There are complicated issue when we try alter Hive & Iceberg tables that have structs as array or map value element types.
Complicated context in:
- T209453: Refine: Use Spark SQL instead of Hive JDBC
- T259924: HiveExtensions.convertToSchema does not properly convert arrays of structs
- T307040: Propagate field descriptions from event schemas to Hive event tables
Currently jsonschema-tools will allow for backwards compatible changes to array and map element struct types.

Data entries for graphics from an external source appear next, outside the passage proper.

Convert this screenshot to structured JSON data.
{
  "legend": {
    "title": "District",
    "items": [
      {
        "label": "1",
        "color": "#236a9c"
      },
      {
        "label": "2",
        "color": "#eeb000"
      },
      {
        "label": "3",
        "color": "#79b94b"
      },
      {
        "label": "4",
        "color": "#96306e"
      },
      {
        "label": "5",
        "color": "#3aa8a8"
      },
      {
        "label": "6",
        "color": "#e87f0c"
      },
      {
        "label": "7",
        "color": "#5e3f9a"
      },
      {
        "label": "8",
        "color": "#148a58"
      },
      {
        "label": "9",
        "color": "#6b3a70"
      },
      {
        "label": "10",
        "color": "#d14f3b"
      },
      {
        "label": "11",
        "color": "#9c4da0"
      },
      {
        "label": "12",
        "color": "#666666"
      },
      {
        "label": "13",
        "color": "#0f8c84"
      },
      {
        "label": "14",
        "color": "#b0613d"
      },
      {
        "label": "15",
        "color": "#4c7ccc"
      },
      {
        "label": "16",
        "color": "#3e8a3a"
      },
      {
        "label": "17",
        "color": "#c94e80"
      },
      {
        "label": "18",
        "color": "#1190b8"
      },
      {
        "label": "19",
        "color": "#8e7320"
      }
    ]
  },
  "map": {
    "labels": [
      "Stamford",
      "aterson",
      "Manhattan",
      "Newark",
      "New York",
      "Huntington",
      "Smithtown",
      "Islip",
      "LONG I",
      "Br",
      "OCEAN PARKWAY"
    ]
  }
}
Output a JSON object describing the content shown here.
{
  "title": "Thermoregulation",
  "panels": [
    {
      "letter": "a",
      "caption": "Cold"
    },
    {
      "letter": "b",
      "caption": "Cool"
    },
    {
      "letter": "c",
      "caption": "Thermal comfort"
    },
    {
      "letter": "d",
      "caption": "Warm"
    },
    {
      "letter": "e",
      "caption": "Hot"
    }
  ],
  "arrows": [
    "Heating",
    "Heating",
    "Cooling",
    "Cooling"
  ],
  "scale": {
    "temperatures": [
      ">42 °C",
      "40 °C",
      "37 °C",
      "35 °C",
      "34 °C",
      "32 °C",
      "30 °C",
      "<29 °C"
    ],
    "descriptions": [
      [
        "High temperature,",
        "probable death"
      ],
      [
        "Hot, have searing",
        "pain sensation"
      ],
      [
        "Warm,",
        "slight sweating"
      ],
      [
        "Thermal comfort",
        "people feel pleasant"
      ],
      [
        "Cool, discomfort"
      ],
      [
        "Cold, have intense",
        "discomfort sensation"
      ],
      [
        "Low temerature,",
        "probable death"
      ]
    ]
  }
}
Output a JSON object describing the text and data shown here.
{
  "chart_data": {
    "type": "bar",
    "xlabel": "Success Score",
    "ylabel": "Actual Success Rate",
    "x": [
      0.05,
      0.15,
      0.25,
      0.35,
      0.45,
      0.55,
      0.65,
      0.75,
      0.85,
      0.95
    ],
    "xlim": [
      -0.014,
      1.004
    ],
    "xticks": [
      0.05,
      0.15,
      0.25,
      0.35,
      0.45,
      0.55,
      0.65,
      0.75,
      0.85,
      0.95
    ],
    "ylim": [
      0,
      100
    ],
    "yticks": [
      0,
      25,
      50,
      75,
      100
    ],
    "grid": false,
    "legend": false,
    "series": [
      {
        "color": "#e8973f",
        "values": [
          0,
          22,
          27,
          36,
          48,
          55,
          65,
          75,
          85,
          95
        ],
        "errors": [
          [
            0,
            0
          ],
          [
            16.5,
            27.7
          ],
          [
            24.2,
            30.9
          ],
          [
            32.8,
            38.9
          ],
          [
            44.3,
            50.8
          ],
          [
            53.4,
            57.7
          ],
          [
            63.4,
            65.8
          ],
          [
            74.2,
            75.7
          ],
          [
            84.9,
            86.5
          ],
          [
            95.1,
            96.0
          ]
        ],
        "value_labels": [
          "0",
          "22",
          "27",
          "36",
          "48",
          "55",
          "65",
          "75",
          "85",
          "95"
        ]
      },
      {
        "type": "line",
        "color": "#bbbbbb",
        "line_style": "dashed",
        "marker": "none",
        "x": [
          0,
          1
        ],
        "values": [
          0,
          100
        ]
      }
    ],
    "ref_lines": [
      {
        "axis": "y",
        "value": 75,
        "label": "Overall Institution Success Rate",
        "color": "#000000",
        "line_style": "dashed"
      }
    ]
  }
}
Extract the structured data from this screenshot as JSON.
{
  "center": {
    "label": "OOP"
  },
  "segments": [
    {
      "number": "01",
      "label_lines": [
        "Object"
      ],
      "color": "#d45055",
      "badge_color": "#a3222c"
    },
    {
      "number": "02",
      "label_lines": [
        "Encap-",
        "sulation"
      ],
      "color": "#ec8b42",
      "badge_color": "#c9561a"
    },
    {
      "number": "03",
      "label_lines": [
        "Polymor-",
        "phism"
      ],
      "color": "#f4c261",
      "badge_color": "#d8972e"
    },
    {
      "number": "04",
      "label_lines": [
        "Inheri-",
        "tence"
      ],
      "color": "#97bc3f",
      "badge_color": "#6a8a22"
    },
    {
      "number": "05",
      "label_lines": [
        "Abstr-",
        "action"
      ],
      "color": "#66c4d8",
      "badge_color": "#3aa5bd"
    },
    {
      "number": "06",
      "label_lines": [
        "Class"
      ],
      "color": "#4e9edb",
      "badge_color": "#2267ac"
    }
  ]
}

We should make a configurable change to jsonschema-tools that will fail if a user tries to make a change to a struct element type.
Without this change, it is possible for Event Platform users to make schema changes that will cause our event ingestion pipeline (Refine) to fail.
Done is
- Update Event_Platform/Schemas/Guidelines to recommend not using structs inside of maps or arrays, and also explain that if they do use them, they cannot change them later in a backwards compatible way: https://wikitech.wikimedia.org/wiki/Event_Platform/Schemas/Guidelines#Complex_array_element_and_map_value_evolution_is_not_well_supported
- jsonschema-tools compatibility test configurably fails if an array element or map value element struct is changed between non-major versions.
- event schema respositories use new jsonschema-tools version, and configure this failure to happen during their CI checks.